Unos segundos más tarde tenía a mi lado el coche blanco descapotable del médico del Tour. Lo primero que hizo fue darme una pastilla. No pregunté. Si hay un médico al que le puedes coger una pastilla y tragártela sin preguntar, es al médico oficial del Tour. No trabaja para ningún equipo. Es el médico de la organización y, normalmente, es gente con décadas de experiencia en la oscura labor de apoyar a ciclistas enfermos o caídos.
Me agarré del coche y dejé de pedalear. Lo necesitaba. El doctor comenzó la cura y con cada uno de sus gestos, la intensidad de mi dolor crecía. Al final de ese proceso de operaciones realizado a cuarenta y cinco kilómetros por hora, tenía el cuerpo lleno de una especie de red blanca de pescador que mantenía las gasas pegadas a mi piel. El médico me dijo con un gesto de la cabeza que era el momento de soltarme del coche. Así lo hice y, de repente, me sentí como un náufrago al que lanzan de un barco en mitad del océano y le dicen que solo tiene que nadar hasta la orilla. ¿Qué orilla? En mi caso, para llegar a tierra firme necesitaba recorrer unos 60 kilómetros. ¿Qué sucedió? No lo sé. Sinceramente, he borrado la mayor parte de esos kilómetros. Así somos los ciclistas: máquinas de pelear y pedalear.

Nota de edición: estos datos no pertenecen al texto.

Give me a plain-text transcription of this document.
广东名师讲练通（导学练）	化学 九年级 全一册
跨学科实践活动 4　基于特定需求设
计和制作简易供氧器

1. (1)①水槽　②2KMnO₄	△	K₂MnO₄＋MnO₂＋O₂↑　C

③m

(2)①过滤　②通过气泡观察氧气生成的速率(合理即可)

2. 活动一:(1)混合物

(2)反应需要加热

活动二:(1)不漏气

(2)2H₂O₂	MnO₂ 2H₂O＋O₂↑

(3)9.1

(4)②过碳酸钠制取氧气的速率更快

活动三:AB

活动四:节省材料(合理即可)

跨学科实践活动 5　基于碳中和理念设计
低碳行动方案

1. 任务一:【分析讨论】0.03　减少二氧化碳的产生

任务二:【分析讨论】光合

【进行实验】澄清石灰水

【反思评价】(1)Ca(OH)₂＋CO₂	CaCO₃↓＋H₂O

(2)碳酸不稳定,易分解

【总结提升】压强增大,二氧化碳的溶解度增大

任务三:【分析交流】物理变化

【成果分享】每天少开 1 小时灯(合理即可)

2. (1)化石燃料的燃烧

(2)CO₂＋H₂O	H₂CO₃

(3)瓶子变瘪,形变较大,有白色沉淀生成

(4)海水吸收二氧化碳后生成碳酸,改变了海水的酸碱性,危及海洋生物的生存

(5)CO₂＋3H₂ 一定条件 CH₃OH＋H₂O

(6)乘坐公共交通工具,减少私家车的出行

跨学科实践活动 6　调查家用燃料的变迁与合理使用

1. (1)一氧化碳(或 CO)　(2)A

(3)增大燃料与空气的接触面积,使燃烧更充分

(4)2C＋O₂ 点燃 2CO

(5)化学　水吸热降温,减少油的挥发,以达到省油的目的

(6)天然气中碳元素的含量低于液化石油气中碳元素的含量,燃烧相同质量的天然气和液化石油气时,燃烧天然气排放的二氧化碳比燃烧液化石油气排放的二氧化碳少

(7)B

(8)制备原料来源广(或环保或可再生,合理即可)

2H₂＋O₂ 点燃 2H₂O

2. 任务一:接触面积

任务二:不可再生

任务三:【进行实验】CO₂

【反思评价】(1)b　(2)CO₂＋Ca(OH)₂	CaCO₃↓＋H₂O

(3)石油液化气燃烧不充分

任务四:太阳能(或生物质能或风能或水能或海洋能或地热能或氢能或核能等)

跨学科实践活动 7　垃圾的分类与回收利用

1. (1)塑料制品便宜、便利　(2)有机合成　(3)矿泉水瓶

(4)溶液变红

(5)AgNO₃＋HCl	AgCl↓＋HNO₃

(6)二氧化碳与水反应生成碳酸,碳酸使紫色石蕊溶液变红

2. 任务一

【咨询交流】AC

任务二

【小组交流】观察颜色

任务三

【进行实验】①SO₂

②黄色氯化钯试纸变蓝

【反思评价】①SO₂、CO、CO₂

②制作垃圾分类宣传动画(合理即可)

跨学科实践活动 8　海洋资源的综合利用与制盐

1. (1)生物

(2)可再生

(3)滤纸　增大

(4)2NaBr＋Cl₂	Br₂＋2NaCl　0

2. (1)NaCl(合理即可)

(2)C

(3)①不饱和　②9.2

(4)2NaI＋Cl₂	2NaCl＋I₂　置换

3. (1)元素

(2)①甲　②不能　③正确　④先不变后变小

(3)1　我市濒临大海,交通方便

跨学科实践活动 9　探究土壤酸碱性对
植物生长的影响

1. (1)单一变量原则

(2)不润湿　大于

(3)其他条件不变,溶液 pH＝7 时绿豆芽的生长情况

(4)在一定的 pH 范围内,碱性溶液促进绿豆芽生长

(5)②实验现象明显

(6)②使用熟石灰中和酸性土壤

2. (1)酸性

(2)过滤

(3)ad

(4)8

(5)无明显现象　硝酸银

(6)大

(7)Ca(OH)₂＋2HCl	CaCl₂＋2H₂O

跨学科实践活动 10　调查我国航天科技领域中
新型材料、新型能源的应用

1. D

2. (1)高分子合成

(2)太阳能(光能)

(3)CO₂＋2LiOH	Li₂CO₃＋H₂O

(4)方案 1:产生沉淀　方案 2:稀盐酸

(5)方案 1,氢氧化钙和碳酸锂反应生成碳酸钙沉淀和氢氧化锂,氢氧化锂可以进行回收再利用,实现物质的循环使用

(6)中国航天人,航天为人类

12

Necesité casi dos horas para llegar a la meta y estuve acompañado por un coche del equipo y por un coche del jurado técnico, que andaba pendiente de que no cometiéramos ninguna ilegalidad. También había decenas de miles de personas en las cunetas que se levantaban de sus butacas plegables para aplaudirme en cuanto me veían en el horizonte. Allez, allez… era el grito que más escuchaba, mezclado con ánimos en otros idiomas. Esa también es la grandeza del Tour: el gran evento de fraternidad universal y la única competición donde las aficiones se unen sin problemas de seguridad, ya que comparten el elemento común de amar el ciclismo y a los ciclistas, sin excepción. Pero esa emoción que los aficionados intentaban transmitirme no penetraba en mi cabeza. En esos kilómetros de tortura solo pensaba en mi ídolo, Marco Pantani. Sabía también que debía llegar a meta por Clara, por mis padres y por mí, por todo el esfuerzo de tantos meses de entrenamiento. Sin embargo, mis piernas apenas funcionaban. Todos me estaban esperando allí. Y no quería rendirme. El problema es que mi velocidad no dependía de la voluntad. Solo de las fuerzas y habían desaparecido desde el momento en que salí volando de mi bicicleta.
Fausto Quiroga se acercó con el coche. Era el segundo director del equipo Gigaset y el hombre que se quedaba con los descolgados. También era el director que iba a la fuga en el caso de que fuéramos protagonistas. Jamás había tenido mucha relación con él, puesto que en casi todas mis carreras había coincidido con José Luis. Cuando esa tarde le vi llegar, llevaba un bidón en la mano, aunque el objetivo más que ofrecerme líquido era protegerme del viento y darme un empujoncito para superar el repecho. Además, había órdenes que debía escuchar.
—Me dice José Luis que si te quieres bajar, no hay problema. Sabemos que la caída ha sido muy fuerte.
—Dile a José Luis que no ponga la fecha de hoy en mi lápida.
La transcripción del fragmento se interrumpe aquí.